Thursday, January 20, 2011

T'was the Day After Classes Began

And all through the house
Only this creature was stirring
Trying not to grouse

The radio alarm was playing
The sky still shown darkly
The day's events seemed dismaying
Still trying not to be snarky

OK, so classes last night were pretty good. Not as scary as I thought they would be. Yoga was all peace and love. We didn't start doing any movements. T'ai Chi Chih (pronounced: Tie Chee Cha) was filled with movement and harder than I expected. My right knee took a beating, but I think it may help in the long run. At least I'm hoping it will.

I didn't post because I was just too tired and grouchy last night. It was a good night to have a late dinner, watch some "Perry Mason", turn off the TV, and get a good night's rest.

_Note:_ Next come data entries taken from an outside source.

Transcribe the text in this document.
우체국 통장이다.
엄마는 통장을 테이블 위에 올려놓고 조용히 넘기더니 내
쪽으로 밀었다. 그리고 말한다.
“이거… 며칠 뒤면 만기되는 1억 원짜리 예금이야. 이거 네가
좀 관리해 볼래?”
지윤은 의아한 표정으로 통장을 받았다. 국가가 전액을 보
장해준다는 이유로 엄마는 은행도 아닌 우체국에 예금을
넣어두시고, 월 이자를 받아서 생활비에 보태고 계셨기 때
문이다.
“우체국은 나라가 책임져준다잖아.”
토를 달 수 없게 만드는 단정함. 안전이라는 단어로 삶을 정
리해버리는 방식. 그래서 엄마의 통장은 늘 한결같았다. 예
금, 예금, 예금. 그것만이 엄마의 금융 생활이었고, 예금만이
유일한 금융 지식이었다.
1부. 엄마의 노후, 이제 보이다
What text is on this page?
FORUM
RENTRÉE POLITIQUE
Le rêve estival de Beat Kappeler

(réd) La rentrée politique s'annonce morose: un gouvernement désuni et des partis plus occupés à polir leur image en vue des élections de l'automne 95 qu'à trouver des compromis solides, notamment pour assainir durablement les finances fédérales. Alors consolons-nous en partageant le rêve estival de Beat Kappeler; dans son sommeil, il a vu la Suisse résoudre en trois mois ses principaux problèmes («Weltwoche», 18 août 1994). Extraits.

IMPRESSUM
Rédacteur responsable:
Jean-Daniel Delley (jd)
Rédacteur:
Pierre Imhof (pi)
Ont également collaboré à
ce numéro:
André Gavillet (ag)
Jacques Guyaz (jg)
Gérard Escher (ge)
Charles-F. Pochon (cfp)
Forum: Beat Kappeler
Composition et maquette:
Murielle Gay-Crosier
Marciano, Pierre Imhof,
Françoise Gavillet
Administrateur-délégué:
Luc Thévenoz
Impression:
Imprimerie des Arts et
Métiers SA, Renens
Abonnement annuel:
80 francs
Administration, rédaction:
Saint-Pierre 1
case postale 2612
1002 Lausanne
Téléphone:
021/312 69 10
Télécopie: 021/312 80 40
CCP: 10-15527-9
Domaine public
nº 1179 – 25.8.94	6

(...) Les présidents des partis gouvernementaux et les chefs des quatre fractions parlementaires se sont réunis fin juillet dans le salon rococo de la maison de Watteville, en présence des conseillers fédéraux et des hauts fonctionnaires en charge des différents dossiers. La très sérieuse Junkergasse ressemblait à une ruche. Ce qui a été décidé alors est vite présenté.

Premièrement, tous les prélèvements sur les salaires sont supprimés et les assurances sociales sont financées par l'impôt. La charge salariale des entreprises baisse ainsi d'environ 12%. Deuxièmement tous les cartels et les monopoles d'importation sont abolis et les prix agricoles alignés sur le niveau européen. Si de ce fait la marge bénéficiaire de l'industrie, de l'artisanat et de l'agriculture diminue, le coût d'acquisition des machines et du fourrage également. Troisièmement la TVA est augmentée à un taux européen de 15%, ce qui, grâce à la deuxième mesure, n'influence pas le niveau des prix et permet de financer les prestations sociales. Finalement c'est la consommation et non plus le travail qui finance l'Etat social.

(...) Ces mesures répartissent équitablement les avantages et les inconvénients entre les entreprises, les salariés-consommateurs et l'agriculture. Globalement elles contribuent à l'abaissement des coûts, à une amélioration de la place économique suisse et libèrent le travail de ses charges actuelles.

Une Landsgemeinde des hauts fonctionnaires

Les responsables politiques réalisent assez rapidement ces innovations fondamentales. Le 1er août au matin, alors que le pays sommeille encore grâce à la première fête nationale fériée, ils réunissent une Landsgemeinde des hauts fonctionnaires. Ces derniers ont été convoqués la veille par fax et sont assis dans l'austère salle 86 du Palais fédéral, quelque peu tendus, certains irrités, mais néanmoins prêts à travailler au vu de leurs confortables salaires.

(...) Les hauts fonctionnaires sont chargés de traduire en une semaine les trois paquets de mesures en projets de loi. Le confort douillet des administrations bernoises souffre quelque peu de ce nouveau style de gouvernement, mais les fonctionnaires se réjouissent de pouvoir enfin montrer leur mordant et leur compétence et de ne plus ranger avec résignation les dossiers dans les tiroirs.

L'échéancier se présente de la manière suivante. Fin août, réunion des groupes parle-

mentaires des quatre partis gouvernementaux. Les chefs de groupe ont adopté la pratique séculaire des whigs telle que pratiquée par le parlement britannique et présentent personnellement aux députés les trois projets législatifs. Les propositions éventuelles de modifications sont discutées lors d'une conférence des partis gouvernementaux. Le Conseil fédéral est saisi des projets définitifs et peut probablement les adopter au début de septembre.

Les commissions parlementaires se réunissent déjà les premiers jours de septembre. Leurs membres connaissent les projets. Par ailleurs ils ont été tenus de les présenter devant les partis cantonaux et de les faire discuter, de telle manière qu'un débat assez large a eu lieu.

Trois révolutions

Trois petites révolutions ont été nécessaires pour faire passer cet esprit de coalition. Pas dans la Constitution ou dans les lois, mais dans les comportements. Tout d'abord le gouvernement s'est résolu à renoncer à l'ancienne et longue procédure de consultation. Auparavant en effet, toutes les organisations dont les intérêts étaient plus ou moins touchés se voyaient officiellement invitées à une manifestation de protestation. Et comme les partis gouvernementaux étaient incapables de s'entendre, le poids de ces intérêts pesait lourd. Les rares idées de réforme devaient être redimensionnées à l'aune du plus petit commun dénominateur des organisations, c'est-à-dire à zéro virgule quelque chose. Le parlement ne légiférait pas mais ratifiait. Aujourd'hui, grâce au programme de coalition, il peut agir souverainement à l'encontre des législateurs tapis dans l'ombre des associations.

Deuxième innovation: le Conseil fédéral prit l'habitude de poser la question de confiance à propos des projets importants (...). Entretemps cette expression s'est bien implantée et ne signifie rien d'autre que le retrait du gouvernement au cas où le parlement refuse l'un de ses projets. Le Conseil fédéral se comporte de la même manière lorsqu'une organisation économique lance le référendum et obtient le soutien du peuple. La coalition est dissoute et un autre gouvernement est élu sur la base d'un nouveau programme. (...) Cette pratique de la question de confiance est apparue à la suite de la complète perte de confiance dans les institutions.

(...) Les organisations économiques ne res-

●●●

I'm grouchy because I've gone and done it again; I've let someone pressure me into doing something that I told them that I absolutely could not and would not do. I'm so mad at myself that I really don't know what to do except try to find some sort of bullshit silver lining to it all. I let the repairman talk me into starting work today, so now I don't know what's going to happen as far as seeing the grandgirls. I tried to explain the situation that I'm in, but he just dug in his heels and said that the landlord wanted the work done as soon as possible. I should've asked the landlord when I talked to her last night, but I was sidetracked because she told me that if I wanted some of the work done that I'd have to pay for it myself. My damn emotions and acquiescence. I hate this part of me. Time to change that, too.

So today the workers come to start tearing apart the bathroom. On the upside, we will have a new tile job; so the "ugliest tile job in the world" will be history. There's one silver lining.

Another silver lining is that the repairman really seems to need work, so my acquiescence will allow him a bit of cash flow. We'll call this a Mitzvah on my part.

So, I'm up way too early after tossing and turning all night because I'm a spineless wimp. Think I'll rest for another hour; and then, I'll hit the day running. Creativity and flexibility will be the mainstays of today. A good dose of accepting the consequences of my lily-livered existence will be on the menu, too. Guess we might as well throw in a good dose of over-coming obstacles while we're at it. Shit.

So that's it for today. Here's hoping that I get to spend a good amount of time with GL and the grandgirls. Here's hoping that I keep my cool and ask all the right questions. I may also try my hand at negotiating a couple of ceiling fan installations using all the guilt tactics that I can muster because by allowing the repairman to start today my family is being put out, and he knew from the get-go that Thursdays were out of the question, yet he went for it; and I let him. Should be a rather interesting day.

sigh

Happy to report that the day has turned out to be pretty darn awesome. Awesome, my word for the day. I really need to learn to be more positive right off the bat. What was all my bitching about?